Paper. Read the final version of our paper here: [PDF] Authors.Johannes Zirngibl,
Lion Steger,
Patrick Sattler,
Oliver Gasser,
Georg Carle.
Clusters in the Expanse: Understanding and Unbiasing IPv6 Hitlists
Abstract. Network measurements are an important tool in understanding the
Internet. Due to the expanse of the IPv6 address space, exhaustive
scans as in IPv4 are not possible for IPv6. In recent years, several
studies have proposed the use of target lists of IPv6 addresses, called
IPv6 hitlists.
In this paper, we show that addresses in IPv6 hitlists are heavily
clustered. We present novel techniques that allow IPv6 hitlists to
be pushed from quantity to quality. We perform a longitudinal
active measurement study over 6 months, targeting more than 50 M
addresses. We develop a rigorous method to detect aliased prefixes,
which identifies 1.5 % of our prefixes as aliased, pertaining to about
half of our target addresses. Using entropy clustering, we group the
entire hitlist into just 6 distinct addressing schemes. Furthermore,
we perform client measurements by leveraging crowdsourcing.
To encourage reproducibility in network measurement research
and to serve as a starting point for future IPv6 studies, we publish
source code, analysis tools, and data.
Paper.
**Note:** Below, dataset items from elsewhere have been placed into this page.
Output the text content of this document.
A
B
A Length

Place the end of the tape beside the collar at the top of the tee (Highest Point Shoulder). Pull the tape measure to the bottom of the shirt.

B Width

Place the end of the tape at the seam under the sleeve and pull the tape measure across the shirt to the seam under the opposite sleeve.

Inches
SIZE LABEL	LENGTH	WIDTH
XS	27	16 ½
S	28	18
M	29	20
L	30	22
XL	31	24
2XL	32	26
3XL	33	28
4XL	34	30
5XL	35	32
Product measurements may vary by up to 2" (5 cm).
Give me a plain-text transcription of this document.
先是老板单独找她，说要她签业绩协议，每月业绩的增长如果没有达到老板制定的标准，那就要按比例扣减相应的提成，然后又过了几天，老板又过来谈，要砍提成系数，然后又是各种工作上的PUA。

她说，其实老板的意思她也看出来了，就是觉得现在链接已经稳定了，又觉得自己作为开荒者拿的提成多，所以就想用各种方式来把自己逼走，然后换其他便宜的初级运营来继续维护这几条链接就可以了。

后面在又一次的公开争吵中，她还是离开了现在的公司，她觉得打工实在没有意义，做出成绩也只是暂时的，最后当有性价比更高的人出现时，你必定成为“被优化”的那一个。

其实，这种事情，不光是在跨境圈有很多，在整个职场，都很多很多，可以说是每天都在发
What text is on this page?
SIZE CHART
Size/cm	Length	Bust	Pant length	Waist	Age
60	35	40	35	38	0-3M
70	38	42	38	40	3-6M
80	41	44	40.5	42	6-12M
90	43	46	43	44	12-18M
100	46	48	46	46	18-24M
Read the final version of our paper at arXiv.org:
[abstract] and
[PDF].
Authors.Oliver Gasser, Quirin Scheitle, Paweł Foremski, Qasim Lone,
Maciej Korczyński, Stephen D. Strowes, Luuk Hendriks, Georg Carle.
Additional Plots
We provide additional plots for in-depth analysis accompanying the evaluations in our paper.
Reproducibility update 2019-04-10
We update the requirements.txt file and provide additional information in the README.md file.
You can download the updated files from this directory.
SIGCOMM Artifacts Evaluation Badges
We were awarded all three badges by the SIGCOMM Artifacts Evaluation Committee underlining that our published data and scripts are available, functional, and reusable.